HB 46

1 month ago
4

"HB 46 – It Sounds Like Compassion, But Look Closer

A lot of folks are celebrating HB 46 as a win for veterans and people in pain. On the surface, it looks like progress—and in some ways, it is. But the way this thing is structured? It’s setting us up for a different kind of problem down the line.

What the bill claims to do
HB 46 expands Texas’s Compassionate Use Program.
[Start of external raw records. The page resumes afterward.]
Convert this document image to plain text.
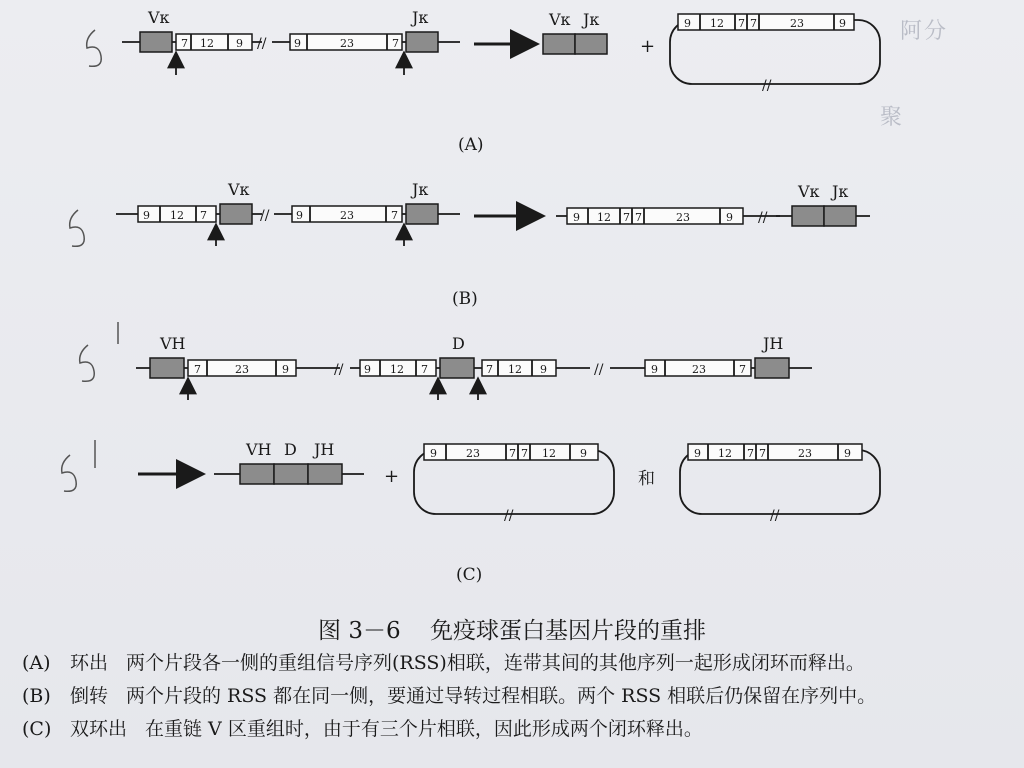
阿分
聚
Vκ
7 12 9 //	9	23	7
Jκ	Vκ Jκ
+
9 12 7 7	23	9
//
(A)
9 12 7
Vκ
// 9	23	7
Jκ
9 12 7 7	23	9 //
Vκ Jκ
(B)
VH
7	23	9	// 9 12 7
D
7 12 9	//	9	23	7
JH
VH D JH
+
9	23	7 7 12 9
//
和
9 12 7 7	23	9
//
(C)
图 3－6 免疫球蛋白基因片段的重排
(A) 环出 两个片段各一侧的重组信号序列(RSS)相联，连带其间的其他序列一起形成闭环而释出。
(B) 倒转 两个片段的 RSS 都在同一侧，要通过导转过程相联。两个 RSS 相联后仍保留在序列中。
(C) 双环出 在重链 V 区重组时，由于有三个片相联，因此形成两个闭环释出。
More patients can qualify, including those with PTSD, chronic pain, and other real conditions. It allows more medical cannabis providers to operate and even makes it legal to use inhalers or vaporizers instead of oils or pills.

Why that sounds good
This bill gives people options—especially veterans—outside of opioids and the pharmaceutical treadmill. That’s a good thing. Texans deserve relief that doesn’t come with a bottle full of side effects. And if you’ve seen what cannabis can do for epilepsy or chronic pain, you know it can change lives.

But here’s what it really changes
The part they’re not talking about is how this bill shifts control—quietly, and permanently.

If you apply for a license and get denied, you don’t get a hearing. That’s it. No appeal. No second look.

DPS and DSHS now have the power to decide who gets in and who gets shut out, and they don’t have to explain any of it publicly.

Cities and counties? They’re not allowed to say no to dispensaries—even if local residents want tighter controls.

And once the bill’s passed, these agencies can keep rewriting the rules—about who qualifies, what’s allowed, and who’s off-limits—without ever going back to the legislature or the people.

This isn’t about access. It’s about control.

Who stands to gain
Companies like Texas Original, Goodblend, and Blissful CannaCo supported the bill. They’re already licensed, and this gives them a chance to grow fast—open satellite locations, grab more territory, and do it without competition from smaller players. Meanwhile, the state pockets over $7 million in license fees, all without building any real transparency into how those licenses are handed out.

And who gets left out
Let’s say you’re a vet trying to open a dispensary yourself. You can be denied and won’t even be told why—and there’s nothing you can do about it.
Or maybe you live in a small town and want some say in where cannabis shops open. Too bad—local control is gone.
Even if you’re just a patient hoping to get more options? Whether that happens or not depends entirely on two state agencies, behind closed doors.

What this sets up
Once you give agencies this kind of unchecked authority, it doesn’t stop with cannabis. Education, healthcare, business licensing—this bill sets the blueprint. Let unelected people make the rules. Cut out the courts. Silence local voices. And call it “compassion.”

Something about this feels off
I’m not a lawyer, but if the state can deny your license and block you from challenging it, that sounds like a due process problem. And banning cities from having any say in what opens in their own backyard? That’s not the Texas I know.

Bottom line
Do I believe in medical cannabis? Absolutely. I believe in helping veterans, chronic pain patients, and families stuck between suffering and Big Pharma.

But I also believe in fairness. In transparency. In the right to speak up and be heard.

HB 46 says the right things. But it’s designed to shut the door behind the people already inside.

Keep your eyes open. If we don’t push back now, this kind of lawmaking will become the new normal. Quiet, concentrated, and completely unaccountable.

Let’s fight for the people and the process. Both matter."